Fell asleep during a couple local shows....with Broadway I dozed during: -Into the Woods (2nd act) -I Am My Own Wife (1st act- but I was desperately fighting it, I was just so worn out.) -Mandy Patinkin's one-man Sondheim show, only waking to applaud between numbers. My mother was mortified. -Cabaret, the first time, but only b/c it was also the first time I got plastered in public. I couldn't keep my head up during Married reprise and What Would You Do. I'm still embarrassed. -After the Fall, the second viewing. No other words needed except that I'm the greatest best friend in the world.
The only time I've ever fallen asleep in the theatre was during The Shakespeare Theatre's production of Henry IV part 1.
"This is what I trained to do, and this is what I love about theater. What I love about being an actress is being able to really look into myself and understand another human being. And out my own self, to shape and form and fashion a real human being--and to present that in such a way that people see something of themselves or their own understanding in that human being."
--Phylicia Rashad
i've never fallen asleep, but i came DAMN close during AIDA
"Picture "The View," with the wisecracking, sympathetic sweethearts of that ABC television show replaced by a panel of embittered, suffering or enraged Arab women" -the Times review of Black Eyed
I'm seeing Les Miz this spring too!
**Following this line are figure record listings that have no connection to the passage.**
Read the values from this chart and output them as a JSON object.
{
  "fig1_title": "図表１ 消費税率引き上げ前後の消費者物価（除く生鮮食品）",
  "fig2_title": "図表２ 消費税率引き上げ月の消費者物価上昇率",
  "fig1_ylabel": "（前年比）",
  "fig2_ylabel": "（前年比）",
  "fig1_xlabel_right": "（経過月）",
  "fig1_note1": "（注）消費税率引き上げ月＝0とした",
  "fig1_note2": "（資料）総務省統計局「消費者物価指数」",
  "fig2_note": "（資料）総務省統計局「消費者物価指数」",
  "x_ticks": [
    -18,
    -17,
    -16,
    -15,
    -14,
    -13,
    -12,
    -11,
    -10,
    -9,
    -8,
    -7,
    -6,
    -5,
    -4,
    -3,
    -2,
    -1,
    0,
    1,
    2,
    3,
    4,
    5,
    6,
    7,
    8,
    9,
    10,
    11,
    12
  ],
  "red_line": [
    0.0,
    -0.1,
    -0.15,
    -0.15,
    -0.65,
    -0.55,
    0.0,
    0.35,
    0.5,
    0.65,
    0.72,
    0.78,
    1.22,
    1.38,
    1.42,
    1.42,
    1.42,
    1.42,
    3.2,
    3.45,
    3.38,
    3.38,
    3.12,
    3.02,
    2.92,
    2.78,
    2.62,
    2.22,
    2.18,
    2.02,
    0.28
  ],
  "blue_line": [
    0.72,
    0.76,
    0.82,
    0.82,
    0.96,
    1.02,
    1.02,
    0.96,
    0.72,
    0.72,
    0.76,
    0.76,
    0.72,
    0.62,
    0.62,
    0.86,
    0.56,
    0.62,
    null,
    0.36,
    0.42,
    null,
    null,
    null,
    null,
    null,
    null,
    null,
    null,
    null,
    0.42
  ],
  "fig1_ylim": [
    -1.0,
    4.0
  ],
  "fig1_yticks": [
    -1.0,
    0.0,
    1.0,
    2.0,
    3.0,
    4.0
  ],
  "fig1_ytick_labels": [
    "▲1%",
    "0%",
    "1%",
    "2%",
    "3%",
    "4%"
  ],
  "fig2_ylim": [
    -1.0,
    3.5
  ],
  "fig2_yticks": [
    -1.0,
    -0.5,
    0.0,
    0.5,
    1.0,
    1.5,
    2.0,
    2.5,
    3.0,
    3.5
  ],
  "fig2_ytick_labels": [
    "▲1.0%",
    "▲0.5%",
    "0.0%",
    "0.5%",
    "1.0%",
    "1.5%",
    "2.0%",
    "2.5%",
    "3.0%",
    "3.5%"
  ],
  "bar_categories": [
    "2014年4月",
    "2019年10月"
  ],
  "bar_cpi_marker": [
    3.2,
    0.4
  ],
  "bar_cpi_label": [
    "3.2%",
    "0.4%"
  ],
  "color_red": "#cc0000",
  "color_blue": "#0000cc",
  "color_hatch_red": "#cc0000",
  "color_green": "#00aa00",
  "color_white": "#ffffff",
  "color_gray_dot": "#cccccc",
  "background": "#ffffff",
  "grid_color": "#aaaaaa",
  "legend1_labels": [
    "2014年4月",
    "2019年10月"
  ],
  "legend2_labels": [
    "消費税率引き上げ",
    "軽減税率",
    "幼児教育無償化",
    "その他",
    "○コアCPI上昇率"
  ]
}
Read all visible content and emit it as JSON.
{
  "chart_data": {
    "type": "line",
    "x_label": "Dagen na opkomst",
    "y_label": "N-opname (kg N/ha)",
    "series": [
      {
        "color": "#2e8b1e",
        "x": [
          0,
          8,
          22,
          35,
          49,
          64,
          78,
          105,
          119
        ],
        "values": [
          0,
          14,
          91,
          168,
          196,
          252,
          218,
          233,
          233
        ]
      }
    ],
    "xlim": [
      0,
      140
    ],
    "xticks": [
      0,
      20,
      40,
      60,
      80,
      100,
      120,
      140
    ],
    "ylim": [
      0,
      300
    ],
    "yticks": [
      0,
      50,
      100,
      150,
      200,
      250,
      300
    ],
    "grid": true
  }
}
I really did not pay all that money for the tickets to see it, so I am hoping for the best, but with the way I fell asleep after the first number in Guys and Dolls, chances are against me.
I most definitely have issues with my word choices on this board.
i never EVER thought i'd say this about a BROADWAY show ... but i kept nodding off during AMADEUS at the MUSIC BOX with DAVID SUCHET. the show was excellent, but i was just EXHAUSTED after walking all over the city for days.
"People have their opinions and that doesn't mean that their opinions are wrong or right. I just take it with a grain of salt because opinions are like as*holes, everyone has one".
-Felicia Finley-
Funny Story: My ex had fallen asleep during Jeckyll & Hyde. During a set change, there was silence upon the stage and you heard a loud snore coming from the seat next to me (in the first row, mind you). The woman next to him (who was obnoxious from the beginning) elbowed him and he awoke. During intermission, he turned to the woman and said "You put your hands on me again, I'll break you're f***kin' arm!" Then he turned to me and told me he was leaving. He did, and after Linda died, I left, too. I hated the show.
"Do you know what pledge time is, Andrew"? said the PBS Executive.
"Yes", Lloyd Webber replied. "My 50th birthday special must be one program that gets done a lot."
"No", mused the man from PBS heedlessy. "Not so much. Our Stephen Sondheim Carnegie Hall concert. That's a big one."
Spoons, forks and knives seemed suddenly to suspend their motion in horror, all around the table.
There was this production at the English National Opera, very blue in it's design - Glass or Adams or someone - dit,dit,dit,dit,dit. Nonsense about aliens or space travel with a rocket ship. Dress Circle. Snoring. Horrifying.
Then there's Act II of Phantom - I've never made it through awake.
Jesus Christ Superstar. Went to see a friend touring with Ted Neeley and I fell asleep. Woke up and Neeley was dying. Fell asleep again. Woke up and Neeley was still dying. Fell asleep again, and well, you get the idea. It just wouldn't end.
There was a season at Steppenwolf some years back featuring Closer, Hysteria and Valparaiso - the most expensive series of naps I've ever experienced. When the Closer trailers began showing for the recent film I thought, I know I was there, but I have absolutely no recollection of this play what-so-ever.
I absolutely hate to say this but there was a point during Man of La Mancha where I was nodding off. It wasnt because I didnt like the show (I loved it in fact) but we had just flown a red eye from LA to New York with a layover in Pittsburg at 8:00AM then went straight from the airport to a bus where we toured around the city and walked all day and then went to the show. In those 24 hours or so, I got a total of 2 hours of sleep so being in a dark theatre didnt really help that much. :-P
I wanted to get something that an "ex"-junkie like him would really appreciate and cherish....it's a brick of heroin shaped like a heart.
-Scrubs
I saw "Forever Plaid" when I was a kid, like 7 or 8, and it was late, so I fell asleep. Well, the actors are walking up and down, singing, etc...and one stops at me (lucky me I'm on the aisle), and sing in my hear with the mike to wake me up. This is the story I heard. All I remember is being scared witless and lots of laughter in the audience.